The Ages of 830 South Michigan

courtesy Chuckman's Collection - click images for larger view
In December of 1876, thirteen women got together to establish Chicago's first Young Women's Christian Association. By the time of 1893 World's Columbian Exposition, the YWCA had grown so quickly that they built an eight story structure at 833 South Michigan. Designed by John Mills van Osdel II, son of Chicago's first architect, it towered over neighboring homes, stores and offices.

The graceful red brick facade, with Italianate detail, was topped off with two floors of elegant bay windows, while an open air loggia at the second floor provided cooling breezes and handsome views of the Chicago lakefront. The new facility would be a safe haven for young women coming to the big city for study or work.
Chicago Daily News negatives collection, DN-0003451. Courtesy of Chicago History Museum
It was here that a young Ruth Crawford Seeger stayed when she came to Chicago in 1921 for her musical education, paying $9.50 a week room and board, plus another $1.25 for piano rental. In 1912 another resident, Margaret Anderson would remember the hotel as a place of "bad food, uncomfortable beds, and sap-green walls." In 1914, Anderson would go on to found The Little Review, which would publish the works of Eliot, Pound and Joyce. Ruth Crawford Seeger - Pete's step mom - would in her too brief life become a modernist American composer and musicologist.
courtesy, Chuckman's Collection
In 1929, the building became the 830 South Michigan Hotel. In the 1970's, the hotel was purchased by Johnson Publishing Company and converted into offices.
By 2005, 830 was among several parcels acquired by a developer for a $200 million, 376-unit condo tower. Designed by Pappageorge/Haymes, the Park Michigan, 80 stories and 855 feet high, would be built behind 830 South Michigan, which would serve as the entrance to the new tower. 830's facade and key architectural features would be restored.

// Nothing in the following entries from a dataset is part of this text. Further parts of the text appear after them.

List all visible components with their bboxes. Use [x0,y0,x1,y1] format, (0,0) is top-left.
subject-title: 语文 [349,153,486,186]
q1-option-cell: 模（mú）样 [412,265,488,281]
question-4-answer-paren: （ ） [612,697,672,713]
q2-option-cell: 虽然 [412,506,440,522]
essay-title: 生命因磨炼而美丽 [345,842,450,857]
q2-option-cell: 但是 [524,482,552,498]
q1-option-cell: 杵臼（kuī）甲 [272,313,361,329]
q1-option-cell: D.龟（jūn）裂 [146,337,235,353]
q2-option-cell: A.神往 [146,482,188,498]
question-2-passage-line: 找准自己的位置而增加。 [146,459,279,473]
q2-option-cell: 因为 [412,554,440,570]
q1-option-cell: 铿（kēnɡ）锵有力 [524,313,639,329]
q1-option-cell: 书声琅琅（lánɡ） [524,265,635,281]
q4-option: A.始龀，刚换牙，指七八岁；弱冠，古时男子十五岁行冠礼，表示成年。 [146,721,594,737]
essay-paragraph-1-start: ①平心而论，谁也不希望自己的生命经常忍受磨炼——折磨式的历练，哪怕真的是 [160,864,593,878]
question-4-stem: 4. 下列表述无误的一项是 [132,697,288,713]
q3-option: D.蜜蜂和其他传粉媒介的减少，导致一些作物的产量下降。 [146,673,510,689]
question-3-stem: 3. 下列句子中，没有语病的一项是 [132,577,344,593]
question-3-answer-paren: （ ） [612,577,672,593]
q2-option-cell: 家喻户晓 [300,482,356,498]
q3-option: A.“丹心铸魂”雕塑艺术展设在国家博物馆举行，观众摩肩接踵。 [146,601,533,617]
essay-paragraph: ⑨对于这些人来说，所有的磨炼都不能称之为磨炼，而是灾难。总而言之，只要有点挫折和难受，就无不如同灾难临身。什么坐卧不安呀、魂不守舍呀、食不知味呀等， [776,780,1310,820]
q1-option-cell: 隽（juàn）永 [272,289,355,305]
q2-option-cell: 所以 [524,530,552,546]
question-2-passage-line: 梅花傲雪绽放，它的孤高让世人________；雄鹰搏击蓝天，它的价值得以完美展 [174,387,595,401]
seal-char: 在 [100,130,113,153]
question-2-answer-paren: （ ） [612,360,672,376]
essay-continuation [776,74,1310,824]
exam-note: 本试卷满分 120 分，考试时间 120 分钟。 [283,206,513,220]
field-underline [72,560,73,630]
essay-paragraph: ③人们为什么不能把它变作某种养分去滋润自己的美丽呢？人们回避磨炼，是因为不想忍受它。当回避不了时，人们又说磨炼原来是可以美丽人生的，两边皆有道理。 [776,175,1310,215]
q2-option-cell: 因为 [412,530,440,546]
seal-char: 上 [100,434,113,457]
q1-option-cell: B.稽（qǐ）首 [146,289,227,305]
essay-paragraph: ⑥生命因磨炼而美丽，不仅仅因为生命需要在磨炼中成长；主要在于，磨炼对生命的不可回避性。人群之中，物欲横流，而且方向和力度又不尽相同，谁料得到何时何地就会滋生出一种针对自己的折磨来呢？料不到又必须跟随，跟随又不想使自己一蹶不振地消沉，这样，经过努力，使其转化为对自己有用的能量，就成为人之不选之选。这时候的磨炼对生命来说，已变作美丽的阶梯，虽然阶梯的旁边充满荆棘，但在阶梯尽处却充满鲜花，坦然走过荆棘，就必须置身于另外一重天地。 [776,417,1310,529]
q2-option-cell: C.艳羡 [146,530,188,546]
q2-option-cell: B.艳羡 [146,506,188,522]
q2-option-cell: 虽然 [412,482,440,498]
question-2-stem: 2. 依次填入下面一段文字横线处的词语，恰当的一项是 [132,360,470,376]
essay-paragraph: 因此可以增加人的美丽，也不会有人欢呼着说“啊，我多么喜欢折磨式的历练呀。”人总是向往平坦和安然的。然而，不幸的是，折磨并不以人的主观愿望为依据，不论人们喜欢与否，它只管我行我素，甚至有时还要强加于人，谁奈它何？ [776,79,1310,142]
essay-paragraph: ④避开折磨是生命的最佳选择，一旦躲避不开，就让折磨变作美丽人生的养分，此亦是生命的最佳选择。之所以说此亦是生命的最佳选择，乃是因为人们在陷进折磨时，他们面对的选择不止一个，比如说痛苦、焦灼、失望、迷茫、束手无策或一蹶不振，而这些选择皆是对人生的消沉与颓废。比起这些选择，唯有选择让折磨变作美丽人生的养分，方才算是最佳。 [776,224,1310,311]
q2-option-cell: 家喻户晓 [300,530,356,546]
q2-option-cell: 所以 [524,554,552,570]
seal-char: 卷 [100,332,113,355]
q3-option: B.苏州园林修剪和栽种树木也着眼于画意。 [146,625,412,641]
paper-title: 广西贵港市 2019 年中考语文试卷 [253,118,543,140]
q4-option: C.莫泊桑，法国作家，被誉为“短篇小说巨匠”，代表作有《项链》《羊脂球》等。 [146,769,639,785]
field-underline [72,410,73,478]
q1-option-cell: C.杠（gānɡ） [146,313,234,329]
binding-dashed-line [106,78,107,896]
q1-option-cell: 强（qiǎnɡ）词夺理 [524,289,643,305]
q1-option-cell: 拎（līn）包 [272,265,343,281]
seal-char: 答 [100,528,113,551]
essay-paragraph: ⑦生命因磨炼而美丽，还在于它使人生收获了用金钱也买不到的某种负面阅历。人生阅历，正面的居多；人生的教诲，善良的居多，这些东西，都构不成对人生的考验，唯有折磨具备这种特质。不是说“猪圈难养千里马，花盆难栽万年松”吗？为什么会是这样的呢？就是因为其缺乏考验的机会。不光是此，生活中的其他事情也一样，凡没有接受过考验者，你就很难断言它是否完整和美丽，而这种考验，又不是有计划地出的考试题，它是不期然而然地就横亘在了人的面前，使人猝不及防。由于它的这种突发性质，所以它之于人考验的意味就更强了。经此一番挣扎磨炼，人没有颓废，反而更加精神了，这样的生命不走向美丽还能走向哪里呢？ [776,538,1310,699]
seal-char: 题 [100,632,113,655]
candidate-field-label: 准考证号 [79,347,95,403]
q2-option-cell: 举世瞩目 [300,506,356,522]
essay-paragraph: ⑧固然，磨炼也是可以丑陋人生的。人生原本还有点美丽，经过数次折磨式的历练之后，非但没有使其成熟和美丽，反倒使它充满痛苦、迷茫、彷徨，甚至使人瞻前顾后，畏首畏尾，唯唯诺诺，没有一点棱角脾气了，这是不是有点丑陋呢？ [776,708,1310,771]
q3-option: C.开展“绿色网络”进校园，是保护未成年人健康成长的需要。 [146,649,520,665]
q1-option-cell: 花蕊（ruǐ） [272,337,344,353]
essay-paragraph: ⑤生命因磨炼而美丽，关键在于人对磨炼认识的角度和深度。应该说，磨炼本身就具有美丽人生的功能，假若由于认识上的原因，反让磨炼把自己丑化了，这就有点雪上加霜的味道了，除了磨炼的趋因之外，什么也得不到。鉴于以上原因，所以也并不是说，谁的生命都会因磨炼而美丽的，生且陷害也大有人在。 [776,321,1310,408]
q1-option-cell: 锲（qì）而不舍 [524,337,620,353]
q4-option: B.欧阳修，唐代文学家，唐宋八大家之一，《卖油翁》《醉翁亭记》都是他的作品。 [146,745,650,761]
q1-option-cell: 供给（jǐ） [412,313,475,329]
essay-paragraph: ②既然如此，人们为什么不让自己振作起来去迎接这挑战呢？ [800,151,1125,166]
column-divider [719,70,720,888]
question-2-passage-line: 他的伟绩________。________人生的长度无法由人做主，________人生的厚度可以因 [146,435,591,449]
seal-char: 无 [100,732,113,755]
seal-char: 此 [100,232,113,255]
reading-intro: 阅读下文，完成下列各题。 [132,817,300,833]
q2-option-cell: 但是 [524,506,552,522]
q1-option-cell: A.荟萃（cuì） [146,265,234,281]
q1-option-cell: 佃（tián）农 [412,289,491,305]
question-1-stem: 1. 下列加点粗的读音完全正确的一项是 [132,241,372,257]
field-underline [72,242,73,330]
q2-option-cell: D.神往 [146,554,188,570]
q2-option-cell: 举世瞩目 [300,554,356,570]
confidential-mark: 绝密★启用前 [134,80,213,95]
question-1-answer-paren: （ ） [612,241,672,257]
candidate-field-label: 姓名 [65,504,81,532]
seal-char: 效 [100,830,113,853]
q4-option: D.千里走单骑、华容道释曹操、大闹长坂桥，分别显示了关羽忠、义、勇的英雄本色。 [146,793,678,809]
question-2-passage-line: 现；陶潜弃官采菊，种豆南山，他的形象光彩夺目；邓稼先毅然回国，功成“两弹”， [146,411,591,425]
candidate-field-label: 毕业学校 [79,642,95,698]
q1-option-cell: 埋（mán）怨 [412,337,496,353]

Alas, the Park Michigan didn't even have to wait for the financial collapse of 2008 to die. In March of that year, the project's lender filed for foreclosure on the site, and in November, 830 South was sold to a venture associated with Matthew Pritzker for $17.6 million. After the crash, prospects evaporated.
Left to rot for decades, the now blue-faced building was a boarded-up museum of decay: collapsed walls, water damage, rotting boards and piles of debris. It had become a threat not only to itself, but to its neighbors, with taggers breaking into the structure to spray graffiti on adjacent buildings. In an article in the Columbia Chronicle, Lisa DiChiera of Landmarks Illinois reported that in addition to the ravages of neglect, 830 South also suffered from problems that went all the way back to the original construction, including a too-shallow foundation and a facade that was not properly connected to the structure.

With even preservationists sadly admitting defeat, the new owners filed for a demolition permit, which was granted after the city declared the building dangerous in November of 2009. Early in 2010, 830 was wrecked and the site cleared. Urban Remains went through the building and collected artifacts, including key fobs for the hotel, blocks of foliate terra cotta from the base of the facade's pilasters, and cast iron elevator grill cartouches.
 So now we come to what 830 is today: nothing. An empty lot. A raw abscess in the landmark Michigan Avenue street wall. It's testimony to how fragile Chicago's protection of its landmarks can be. The only positive legacy of 830's sad tale is the void it's left behind, an accusatory scar demanding we not waste this last opportunity along the civic showcase that is Michigan Avenue with anything less than the best.

3 comments:

Anonymous said...

That's the wrong vacant lot. Your picture shows the lot south of 900 S. Michigan, which at least functions as a parking lot. The lot for 830 doesn't even have bushes - just an ugly fence and dirt.

Lynn Becker said...

Oops! Thanks for catching. Image corrected.

Brianbobcat said...

I used to walk by that building all the time in the years before it got demolished. I always wanted to urban explore a building, and once I saw it getting demolished, realized that coulda been a great one. Now the only thing left is a pipe that sticks up 6" above the middle of the sidewalk. At least now they have added trees and bushes to the property line. I had such high hopes for Park Michigan and 1000 Michigan that would've faced Grant Park in the other vacant lot south, and yet neither got built. Quite unfortunate as they both looked better than half of what's built now a days.